Weitere Farbvarianten, die vom Leuzismus abzugrenzen sind:
- Scheckung (Piebaldismus): Eine partielle Form des Leuzismus, bei der nur bestimmte Körperregionen weiß sind, während andere normal pigmentiert bleiben.
- Dilution (Farbverdünnung): Die Melanocyten sind vorhanden und produzieren Melanin, doch die Verteilung der Pigmentgranula ist gestört, was zu aufgehellten Farben führt.

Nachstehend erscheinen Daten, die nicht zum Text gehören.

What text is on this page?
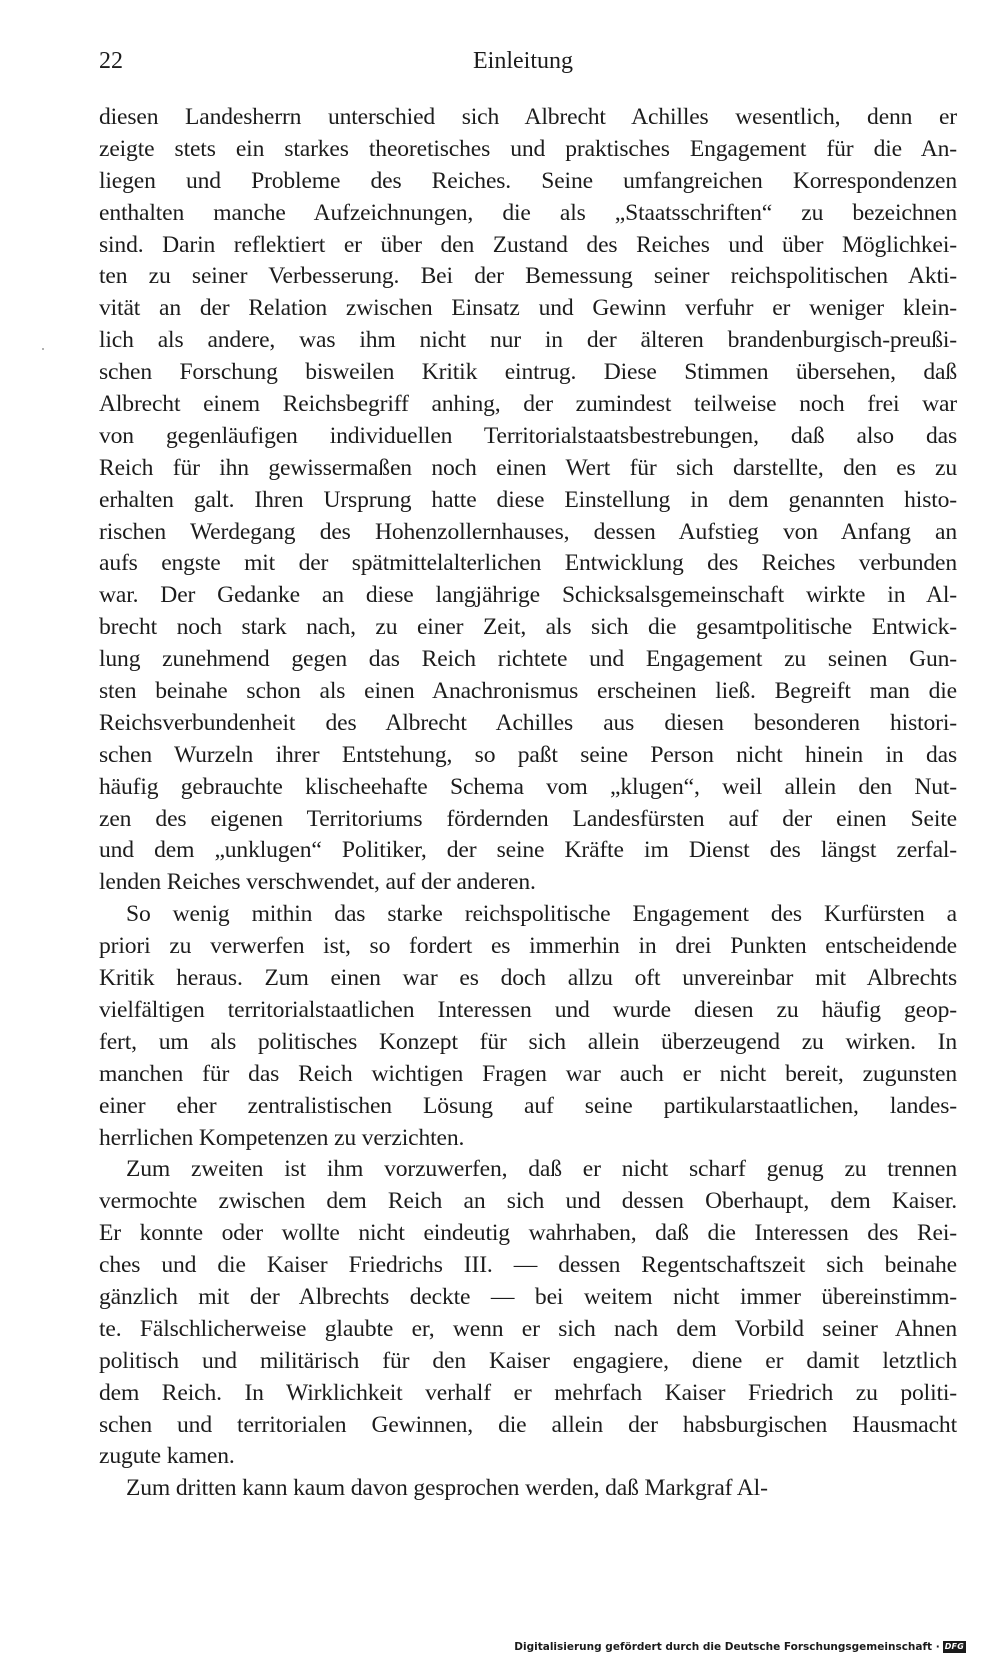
22	Einleitung
diesen Landesherrn unterschied sich Albrecht Achilles wesentlich, denn er
zeigte stets ein starkes theoretisches und praktisches Engagement für die An-
liegen und Probleme des Reiches. Seine umfangreichen Korrespondenzen
enthalten manche Aufzeichnungen, die als „Staatsschriften“ zu bezeichnen
sind. Darin reflektiert er über den Zustand des Reiches und über Möglichkei-
ten zu seiner Verbesserung. Bei der Bemessung seiner reichspolitischen Akti-
vität an der Relation zwischen Einsatz und Gewinn verfuhr er weniger klein-
lich als andere, was ihm nicht nur in der älteren brandenburgisch-preußi-
schen Forschung bisweilen Kritik eintrug. Diese Stimmen übersehen, daß
Albrecht einem Reichsbegriff anhing, der zumindest teilweise noch frei war
von gegenläufigen individuellen Territorialstaatsbestrebungen, daß also das
Reich für ihn gewissermaßen noch einen Wert für sich darstellte, den es zu
erhalten galt. Ihren Ursprung hatte diese Einstellung in dem genannten histo-
rischen Werdegang des Hohenzollernhauses, dessen Aufstieg von Anfang an
aufs engste mit der spätmittelalterlichen Entwicklung des Reiches verbunden
war. Der Gedanke an diese langjährige Schicksalsgemeinschaft wirkte in Al-
brecht noch stark nach, zu einer Zeit, als sich die gesamtpolitische Entwick-
lung zunehmend gegen das Reich richtete und Engagement zu seinen Gun-
sten beinahe schon als einen Anachronismus erscheinen ließ. Begreift man die
Reichsverbundenheit des Albrecht Achilles aus diesen besonderen histori-
schen Wurzeln ihrer Entstehung, so paßt seine Person nicht hinein in das
häufig gebrauchte klischeehafte Schema vom „klugen“, weil allein den Nut-
zen des eigenen Territoriums fördernden Landesfürsten auf der einen Seite
und dem „unklugen“ Politiker, der seine Kräfte im Dienst des längst zerfal-
lenden Reiches verschwendet, auf der anderen.
So wenig mithin das starke reichspolitische Engagement des Kurfürsten a
priori zu verwerfen ist, so fordert es immerhin in drei Punkten entscheidende
Kritik heraus. Zum einen war es doch allzu oft unvereinbar mit Albrechts
vielfältigen territorialstaatlichen Interessen und wurde diesen zu häufig geop-
fert, um als politisches Konzept für sich allein überzeugend zu wirken. In
manchen für das Reich wichtigen Fragen war auch er nicht bereit, zugunsten
einer eher zentralistischen Lösung auf seine partikularstaatlichen, landes-
herrlichen Kompetenzen zu verzichten.
Zum zweiten ist ihm vorzuwerfen, daß er nicht scharf genug zu trennen
vermochte zwischen dem Reich an sich und dessen Oberhaupt, dem Kaiser.
Er konnte oder wollte nicht eindeutig wahrhaben, daß die Interessen des Rei-
ches und die Kaiser Friedrichs III. — dessen Regentschaftszeit sich beinahe
gänzlich mit der Albrechts deckte — bei weitem nicht immer übereinstimm-
te. Fälschlicherweise glaubte er, wenn er sich nach dem Vorbild seiner Ahnen
politisch und militärisch für den Kaiser engagiere, diene er damit letztlich
dem Reich. In Wirklichkeit verhalf er mehrfach Kaiser Friedrich zu politi-
schen und territorialen Gewinnen, die allein der habsburgischen Hausmacht
zugute kamen.
Zum dritten kann kaum davon gesprochen werden, daß Markgraf Al-
Digitalisierung gefördert durch die Deutsche Forschungsgemeinschaft · DFG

- Grauschimmelung: Ein progressiver Pigmentverlust im Laufe des Lebens, bei dem die Melanocyten nach und nach absterben – genetisch und mechanistisch verschieden vom Leuzismus.
Leuzismus in der Tierzucht
In der Zucht verschiedener Haustierarten wird Leuzismus seit Jahrhunderten gezielt genutzt, um weiße oder gescheckte Farbschläge zu erzeugen. Weiße Pferde vom Typ Dominant White, weiße Katzen mit dem W-Gen, weiße Hunde bestimmter Rassen sowie zahlreiche weiße Geflügelrassen tragen leuzistische Mutationen.
Allerdings sind mit manchen dieser Mutationen gesundheitliche Risiken verbunden. Besonders bekannt ist der Zusammenhang zwischen dem dominanten Weiß-Gen bei Katzen und angeborener Taubheit. Da die Melanocyten auch für die Funktion des Innenohrs eine Rolle spielen, kann deren Fehlen zu einer Degeneration der Stria vascularis in der Cochlea führen. Weiße, blauäugige Katzen sind mit einer Wahrscheinlichkeit von 60 bis 80 Prozent auf einem oder beiden Ohren taub.